There are many memorials throughout Europe, one of which is the Polish Belzec Memorial. We were given the opportunity to travel and visit this impressive complex with exhibition.

The former Belzec extermination camp  in Bełżec (now Lublin Voivodeship) was a German extermination camp in which 434,508 people were murdered between March 1942 and December 1942, according to the SS there.

As part of “Aktion Reinhardt”, the camp was built next to Sobibór and Treblinka, the first of these three extermination camps.

 During the occupation from 1939 to 1945, the municipality of Bełżec belonged to the german administered part of Poland called the General Government. In May 1940, a large number of sinti arrived here, who were deported from Czechoslovakia, Poland and Germany. From Bełżec they were distributed with about 10,000 Polish Jews to numerous branch camps, where from August 1940 they were mainly used for earthworks to build fortifications on the Soviet border between Bug and San.

On 1 November 1941, work began under the central construction management of the SS on the construction of the camp, which also included a brick gas chamber.

After completion of the gas chamber, 75,000 Jews were killed in four weeks, after which the transports were temporarily stopped in order to increase the capacity of the gas chamber by building new buildings; In the late summer of 1942, an excavator began excavating the earth.

Subsequently, from August 1942, Jews from the entire General Government were admitted. Initially, only a maximum of 15 freight wagons arrived, which could be “handled” at the same time, but after the new buildings there were 40 freight wagons.

On December 11, 1942, the last transport with victims arrived.

From November 1942, the masses of corpses began to be exhumed in order to burn them on large grates, built of railway tracks. The last prisoners deployed here were taken to Sobibór in a railway wagon  and killed there.

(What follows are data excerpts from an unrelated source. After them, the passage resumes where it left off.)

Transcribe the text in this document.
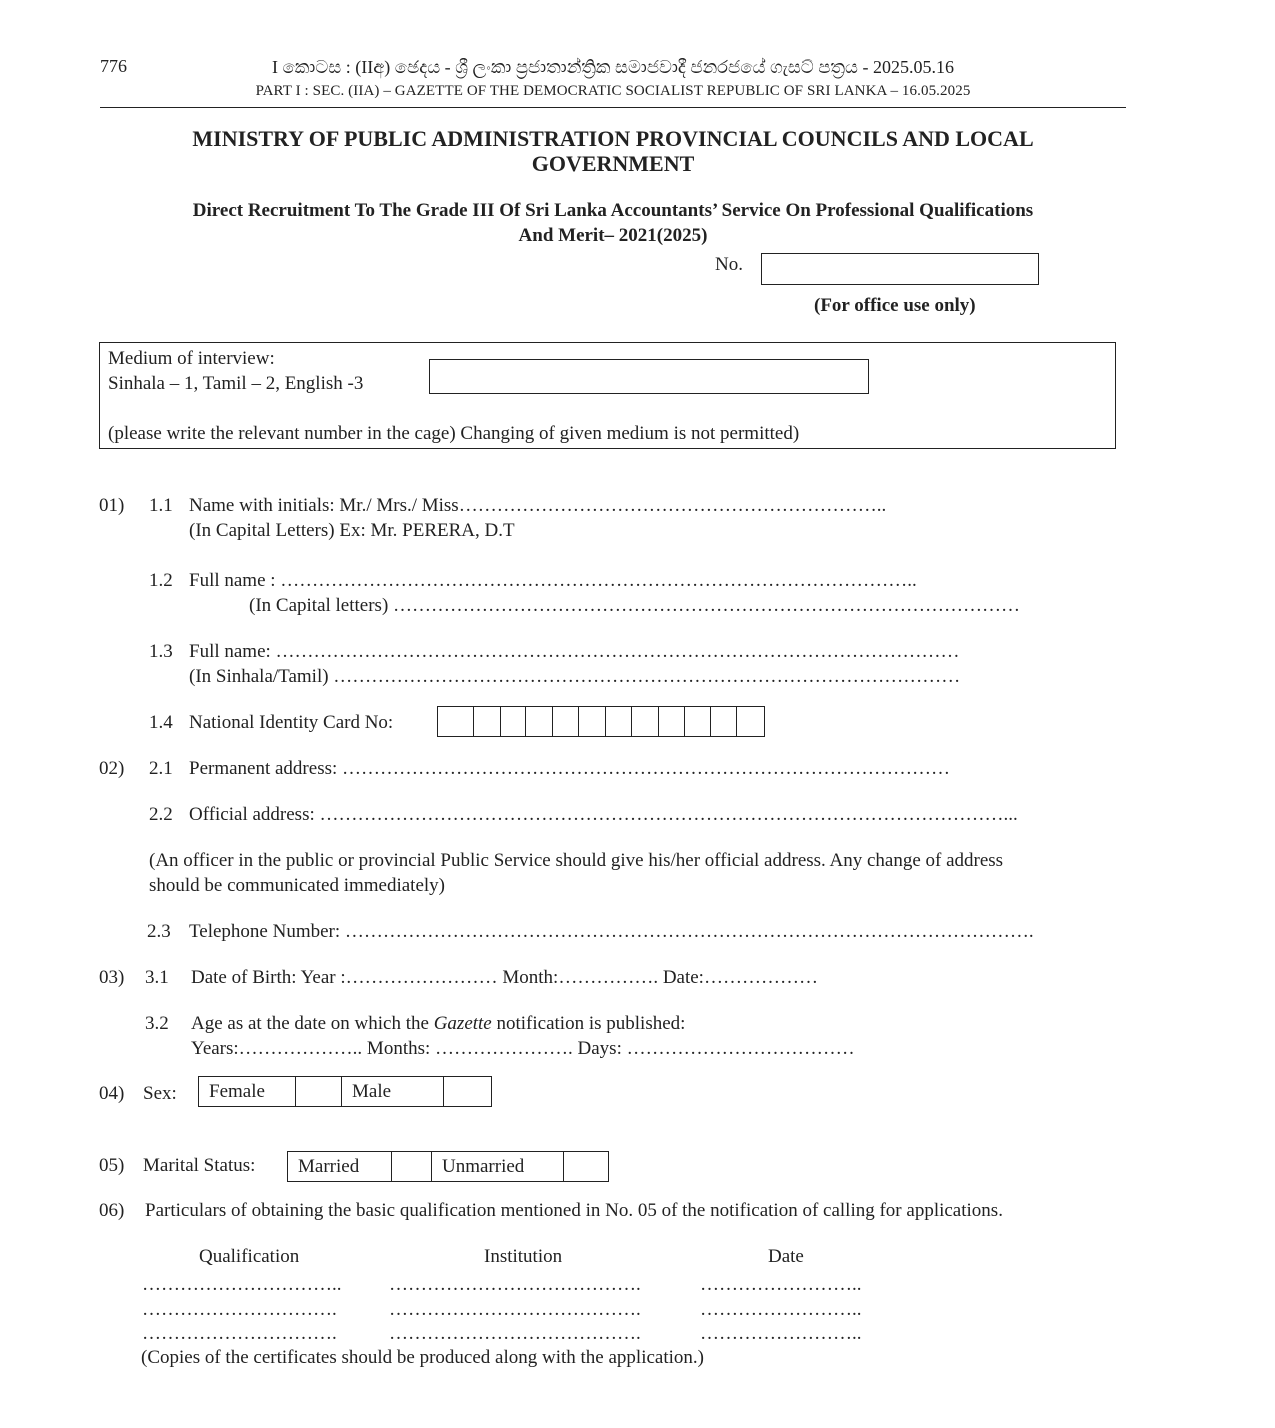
776	I කොටස : (IIඅ) ඡෙදය - ශ්‍රී ලංකා ප්‍රජාතාන්ත්‍රික සමාජවාදී ජනරජයේ ගැසට් පත්‍රය - 2025.05.16
PART I : SEC. (IIA) – GAZETTE OF THE DEMOCRATIC SOCIALIST REPUBLIC OF SRI LANKA – 16.05.2025
MINISTRY OF PUBLIC ADMINISTRATION PROVINCIAL COUNCILS AND LOCAL
GOVERNMENT
Direct Recruitment To The Grade III Of Sri Lanka Accountants’ Service On Professional Qualifications
And Merit– 2021(2025)
No.
(For office use only)
Medium of interview:
Sinhala – 1, Tamil – 2, English -3
(please write the relevant number in the cage) Changing of given medium is not permitted)
01) 1.1 Name with initials: Mr./ Mrs./ Miss…………………………………………………………..
(In Capital Letters) Ex: Mr. PERERA, D.T
1.2 Full name : ………………………………………………………………………………………..
(In Capital letters) ………………………………………………………………………………………
1.3 Full name: ………………………………………………………………………………………………
(In Sinhala/Tamil) ………………………………………………………………………………………
1.4 National Identity Card No:
02) 2.1 Permanent address: ……………………………………………………………………………………
2.2 Official address: ………………………………………………………………………………………………...
(An officer in the public or provincial Public Service should give his/her official address. Any change of address
should be communicated immediately)
2.3 Telephone Number: ……………………………………………………………………………………………….
03) 3.1 Date of Birth: Year :…………………… Month:……………. Date:………………
3.2 Age as at the date on which the Gazette notification is published:
Years:……………….. Months: …………………. Days: ………………………………
04) Sex:	Female	Male
05) Marital Status:	Married	Unmarried
06) Particulars of obtaining the basic qualification mentioned in No. 05 of the notification of calling for applications.
Qualification	Institution	Date
…………………………..	………………………………….	……………………..
………………………….	………………………………….	……………………..
………………………….	………………………………….	……………………..
(Copies of the certificates should be produced along with the application.)
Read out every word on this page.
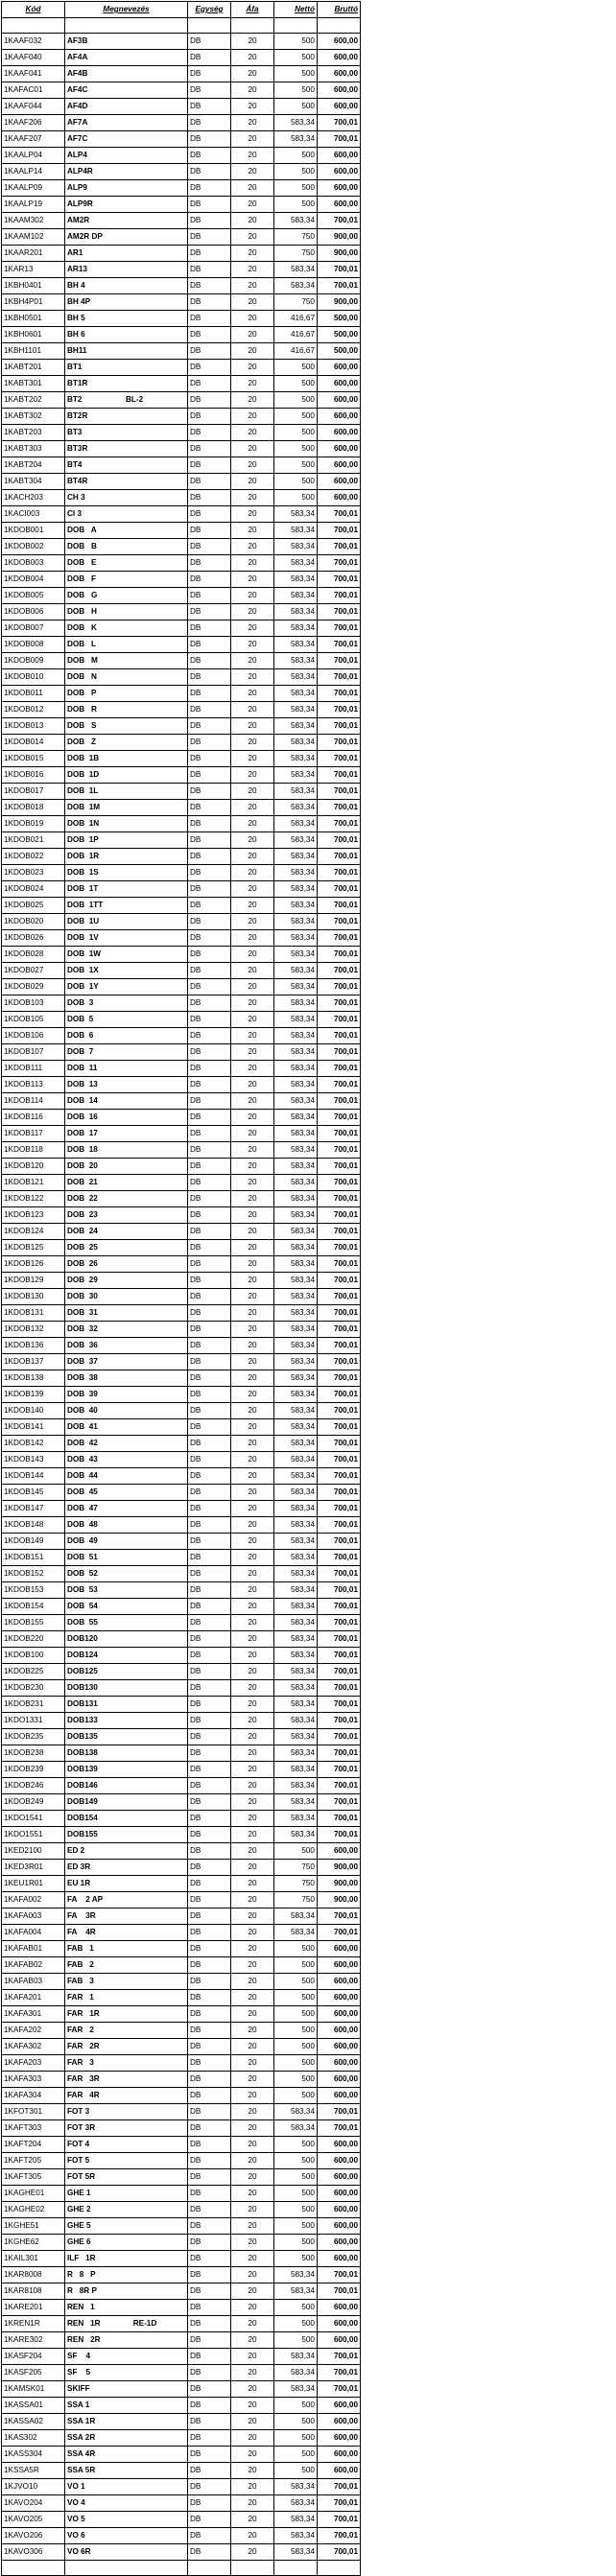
Kód	Megnevezés	Egység	Áfa	Nettó	Bruttó

1KAAF032	AF3B	DB	20	500	600,00
1KAAF040	AF4A	DB	20	500	600,00
1KAAF041	AF4B	DB	20	500	600,00
1KAFAC01	AF4C	DB	20	500	600,00
1KAAF044	AF4D	DB	20	500	600,00
1KAAF206	AF7A	DB	20	583,34	700,01
1KAAF207	AF7C	DB	20	583,34	700,01
1KAALP04	ALP4	DB	20	500	600,00
1KAALP14	ALP4R	DB	20	500	600,00
1KAALP09	ALP9	DB	20	500	600,00
1KAALP19	ALP9R	DB	20	500	600,00
1KAAM302	AM2R	DB	20	583,34	700,01
1KAAM102	AM2R DP	DB	20	750	900,00
1KAAR201	AR1	DB	20	750	900,00
1KAR13	AR13	DB	20	583,34	700,01
1KBH0401	BH 4	DB	20	583,34	700,01
1KBH4P01	BH 4P	DB	20	750	900,00
1KBH0501	BH 5	DB	20	416,67	500,00
1KBH0601	BH 6	DB	20	416,67	500,00
1KBH1101	BH11	DB	20	416,67	500,00
1KABT201	BT1	DB	20	500	600,00
1KABT301	BT1R	DB	20	500	600,00
1KABT202	BT2                    BL-2	DB	20	500	600,00
1KABT302	BT2R	DB	20	500	600,00
1KABT203	BT3	DB	20	500	600,00
1KABT303	BT3R	DB	20	500	600,00
1KABT204	BT4	DB	20	500	600,00
1KABT304	BT4R	DB	20	500	600,00
1KACH203	CH 3	DB	20	500	600,00
1KACI003	CI 3	DB	20	583,34	700,01
1KDOB001	DOB   A	DB	20	583,34	700,01
1KDOB002	DOB   B	DB	20	583,34	700,01
1KDOB003	DOB   E	DB	20	583,34	700,01
1KDOB004	DOB   F	DB	20	583,34	700,01
1KDOB005	DOB   G	DB	20	583,34	700,01
1KDOB006	DOB   H	DB	20	583,34	700,01
1KDOB007	DOB   K	DB	20	583,34	700,01
1KDOB008	DOB   L	DB	20	583,34	700,01
1KDOB009	DOB   M	DB	20	583,34	700,01
1KDOB010	DOB   N	DB	20	583,34	700,01
1KDOB011	DOB   P	DB	20	583,34	700,01
1KDOB012	DOB   R	DB	20	583,34	700,01
1KDOB013	DOB   S	DB	20	583,34	700,01
1KDOB014	DOB   Z	DB	20	583,34	700,01
1KDOB015	DOB  1B	DB	20	583,34	700,01
1KDOB016	DOB  1D	DB	20	583,34	700,01
1KDOB017	DOB  1L	DB	20	583,34	700,01
1KDOB018	DOB  1M	DB	20	583,34	700,01
1KDOB019	DOB  1N	DB	20	583,34	700,01
1KDOB021	DOB  1P	DB	20	583,34	700,01
1KDOB022	DOB  1R	DB	20	583,34	700,01
1KDOB023	DOB  1S	DB	20	583,34	700,01
1KDOB024	DOB  1T	DB	20	583,34	700,01
1KDOB025	DOB  1TT	DB	20	583,34	700,01
1KDOB020	DOB  1U	DB	20	583,34	700,01
1KDOB026	DOB  1V	DB	20	583,34	700,01
1KDOB028	DOB  1W	DB	20	583,34	700,01
1KDOB027	DOB  1X	DB	20	583,34	700,01
1KDOB029	DOB  1Y	DB	20	583,34	700,01
1KDOB103	DOB  3	DB	20	583,34	700,01
1KDOB105	DOB  5	DB	20	583,34	700,01
1KDOB106	DOB  6	DB	20	583,34	700,01
1KDOB107	DOB  7	DB	20	583,34	700,01
1KDOB111	DOB  11	DB	20	583,34	700,01
1KDOB113	DOB  13	DB	20	583,34	700,01
1KDOB114	DOB  14	DB	20	583,34	700,01
1KDOB116	DOB  16	DB	20	583,34	700,01
1KDOB117	DOB  17	DB	20	583,34	700,01
1KDOB118	DOB  18	DB	20	583,34	700,01
1KDOB120	DOB  20	DB	20	583,34	700,01
1KDOB121	DOB  21	DB	20	583,34	700,01
1KDOB122	DOB  22	DB	20	583,34	700,01
1KDOB123	DOB  23	DB	20	583,34	700,01
1KDOB124	DOB  24	DB	20	583,34	700,01
1KDOB125	DOB  25	DB	20	583,34	700,01
1KDOB126	DOB  26	DB	20	583,34	700,01
1KDOB129	DOB  29	DB	20	583,34	700,01
1KDOB130	DOB  30	DB	20	583,34	700,01
1KDOB131	DOB  31	DB	20	583,34	700,01
1KDOB132	DOB  32	DB	20	583,34	700,01
1KDOB136	DOB  36	DB	20	583,34	700,01
1KDOB137	DOB  37	DB	20	583,34	700,01
1KDOB138	DOB  38	DB	20	583,34	700,01
1KDOB139	DOB  39	DB	20	583,34	700,01
1KDOB140	DOB  40	DB	20	583,34	700,01
1KDOB141	DOB  41	DB	20	583,34	700,01
1KDOB142	DOB  42	DB	20	583,34	700,01
1KDOB143	DOB  43	DB	20	583,34	700,01
1KDOB144	DOB  44	DB	20	583,34	700,01
1KDOB145	DOB  45	DB	20	583,34	700,01
1KDOB147	DOB  47	DB	20	583,34	700,01
1KDOB148	DOB  48	DB	20	583,34	700,01
1KDOB149	DOB  49	DB	20	583,34	700,01
1KDOB151	DOB  51	DB	20	583,34	700,01
1KDOB152	DOB  52	DB	20	583,34	700,01
1KDOB153	DOB  53	DB	20	583,34	700,01
1KDOB154	DOB  54	DB	20	583,34	700,01
1KDOB155	DOB  55	DB	20	583,34	700,01
1KDOB220	DOB120	DB	20	583,34	700,01
1KDOB100	DOB124	DB	20	583,34	700,01
1KDOB225	DOB125	DB	20	583,34	700,01
1KDOB230	DOB130	DB	20	583,34	700,01
1KDOB231	DOB131	DB	20	583,34	700,01
1KDO1331	DOB133	DB	20	583,34	700,01
1KDOB235	DOB135	DB	20	583,34	700,01
1KDOB238	DOB138	DB	20	583,34	700,01
1KDOB239	DOB139	DB	20	583,34	700,01
1KDOB246	DOB146	DB	20	583,34	700,01
1KDOB249	DOB149	DB	20	583,34	700,01
1KDO1541	DOB154	DB	20	583,34	700,01
1KDO1551	DOB155	DB	20	583,34	700,01
1KED2100	ED 2	DB	20	500	600,00
1KED3R01	ED 3R	DB	20	750	900,00
1KEU1R01	EU 1R	DB	20	750	900,00
1KAFA002	FA    2 AP	DB	20	750	900,00
1KAFA003	FA    3R	DB	20	583,34	700,01
1KAFA004	FA    4R	DB	20	583,34	700,01
1KAFAB01	FAB   1	DB	20	500	600,00
1KAFAB02	FAB   2	DB	20	500	600,00
1KAFAB03	FAB   3	DB	20	500	600,00
1KAFA201	FAR   1	DB	20	500	600,00
1KAFA301	FAR   1R	DB	20	500	600,00
1KAFA202	FAR   2	DB	20	500	600,00
1KAFA302	FAR   2R	DB	20	500	600,00
1KAFA203	FAR   3	DB	20	500	600,00
1KAFA303	FAR   3R	DB	20	500	600,00
1KAFA304	FAR   4R	DB	20	500	600,00
1KFOT301	FOT 3	DB	20	583,34	700,01
1KAFT303	FOT 3R	DB	20	583,34	700,01
1KAFT204	FOT 4	DB	20	500	600,00
1KAFT205	FOT 5	DB	20	500	600,00
1KAFT305	FOT 5R	DB	20	500	600,00
1KAGHE01	GHE 1	DB	20	500	600,00
1KAGHE02	GHE 2	DB	20	500	600,00
1KGHE51	GHE 5	DB	20	500	600,00
1KGHE62	GHE 6	DB	20	500	600,00
1KAIL301	ILF   1R	DB	20	500	600,00
1KAR8008	R   8   P	DB	20	583,34	700,01
1KAR8108	R   8R P	DB	20	583,34	700,01
1KARE201	REN   1	DB	20	500	600,00
1KREN1R	REN   1R               RE-1D	DB	20	500	600,00
1KARE302	REN   2R	DB	20	500	600,00
1KASF204	SF    4	DB	20	583,34	700,01
1KASF205	SF    5	DB	20	583,34	700,01
1KAMSK01	SKIFF	DB	20	583,34	700,01
1KASSA01	SSA 1	DB	20	500	600,00
1KASSA02	SSA 1R	DB	20	500	600,00
1KAS302	SSA 2R	DB	20	500	600,00
1KASS304	SSA 4R	DB	20	500	600,00
1KSSA5R	SSA 5R	DB	20	500	600,00
1KJVO10	VO 1	DB	20	583,34	700,01
1KAVO204	VO 4	DB	20	583,34	700,01
1KAVO205	VO 5	DB	20	583,34	700,01
1KAVO206	VO 6	DB	20	583,34	700,01
1KAVO306	VO 6R	DB	20	583,34	700,01
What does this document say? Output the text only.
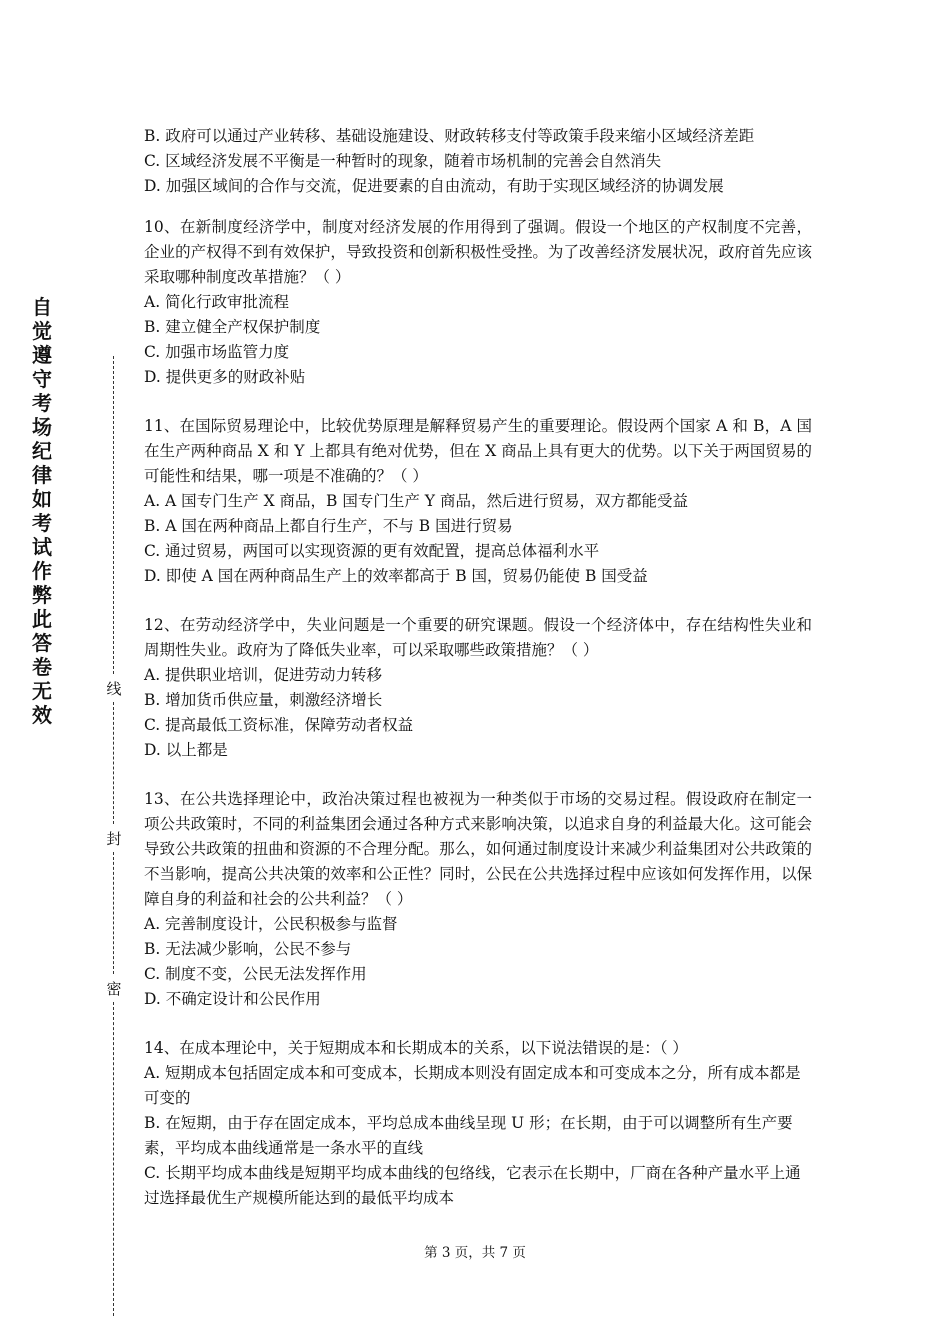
自觉遵守考场纪律如考试作弊此答卷无效
线
封
密
B. 政府可以通过产业转移、基础设施建设、财政转移支付等政策手段来缩小区域经济差距
C. 区域经济发展不平衡是一种暂时的现象，随着市场机制的完善会自然消失
D. 加强区域间的合作与交流，促进要素的自由流动，有助于实现区域经济的协调发展
10、在新制度经济学中，制度对经济发展的作用得到了强调。假设一个地区的产权制度不完善，企业的产权得不到有效保护，导致投资和创新积极性受挫。为了改善经济发展状况，政府首先应该采取哪种制度改革措施？（ ）
A. 简化行政审批流程
B. 建立健全产权保护制度
C. 加强市场监管力度
D. 提供更多的财政补贴
11、在国际贸易理论中，比较优势原理是解释贸易产生的重要理论。假设两个国家 A 和 B，A 国在生产两种商品 X 和 Y 上都具有绝对优势，但在 X 商品上具有更大的优势。以下关于两国贸易的可能性和结果，哪一项是不准确的？（ ）
A. A 国专门生产 X 商品，B 国专门生产 Y 商品，然后进行贸易，双方都能受益
B. A 国在两种商品上都自行生产，不与 B 国进行贸易
C. 通过贸易，两国可以实现资源的更有效配置，提高总体福利水平
D. 即使 A 国在两种商品生产上的效率都高于 B 国，贸易仍能使 B 国受益
12、在劳动经济学中，失业问题是一个重要的研究课题。假设一个经济体中，存在结构性失业和周期性失业。政府为了降低失业率，可以采取哪些政策措施？（ ）
A. 提供职业培训，促进劳动力转移
B. 增加货币供应量，刺激经济增长
C. 提高最低工资标准，保障劳动者权益
D. 以上都是
13、在公共选择理论中，政治决策过程也被视为一种类似于市场的交易过程。假设政府在制定一项公共政策时，不同的利益集团会通过各种方式来影响决策，以追求自身的利益最大化。这可能会导致公共政策的扭曲和资源的不合理分配。那么，如何通过制度设计来减少利益集团对公共政策的不当影响，提高公共决策的效率和公正性？同时，公民在公共选择过程中应该如何发挥作用，以保障自身的利益和社会的公共利益？（ ）
A. 完善制度设计，公民积极参与监督
B. 无法减少影响，公民不参与
C. 制度不变，公民无法发挥作用
D. 不确定设计和公民作用
14、在成本理论中，关于短期成本和长期成本的关系，以下说法错误的是：（ ）
A. 短期成本包括固定成本和可变成本，长期成本则没有固定成本和可变成本之分，所有成本都是可变的
B. 在短期，由于存在固定成本，平均总成本曲线呈现 U 形；在长期，由于可以调整所有生产要素，平均成本曲线通常是一条水平的直线
C. 长期平均成本曲线是短期平均成本曲线的包络线，它表示在长期中，厂商在各种产量水平上通过选择最优生产规模所能达到的最低平均成本
第 3 页，共 7 页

Until 1956, the site of the former Belzec extermination camp was  accessible without fencing and unattended. It was not until the end of 1963 that the first monument was erected here, the inscription read “In memory of the victims of Hitler’s terror”, which avoided any reference to the Jewish victims.

In 1995, the American Jewish Committee in Warsaw signed a contract to build a new memorial. Before the construction work began, archaeological investigations were carried out in advance in 1997, during which 33 mass graves could be located.

In 2004, a new memorial was opened according to designs by Polish sculptors Andrzej Sołyga, Zdzisław Pidek and Marcin Roszczyk , which documents the topography of the camp and the extermination machinery.

At the end of a symbolic ramp is a museum building that represents the shape of a train.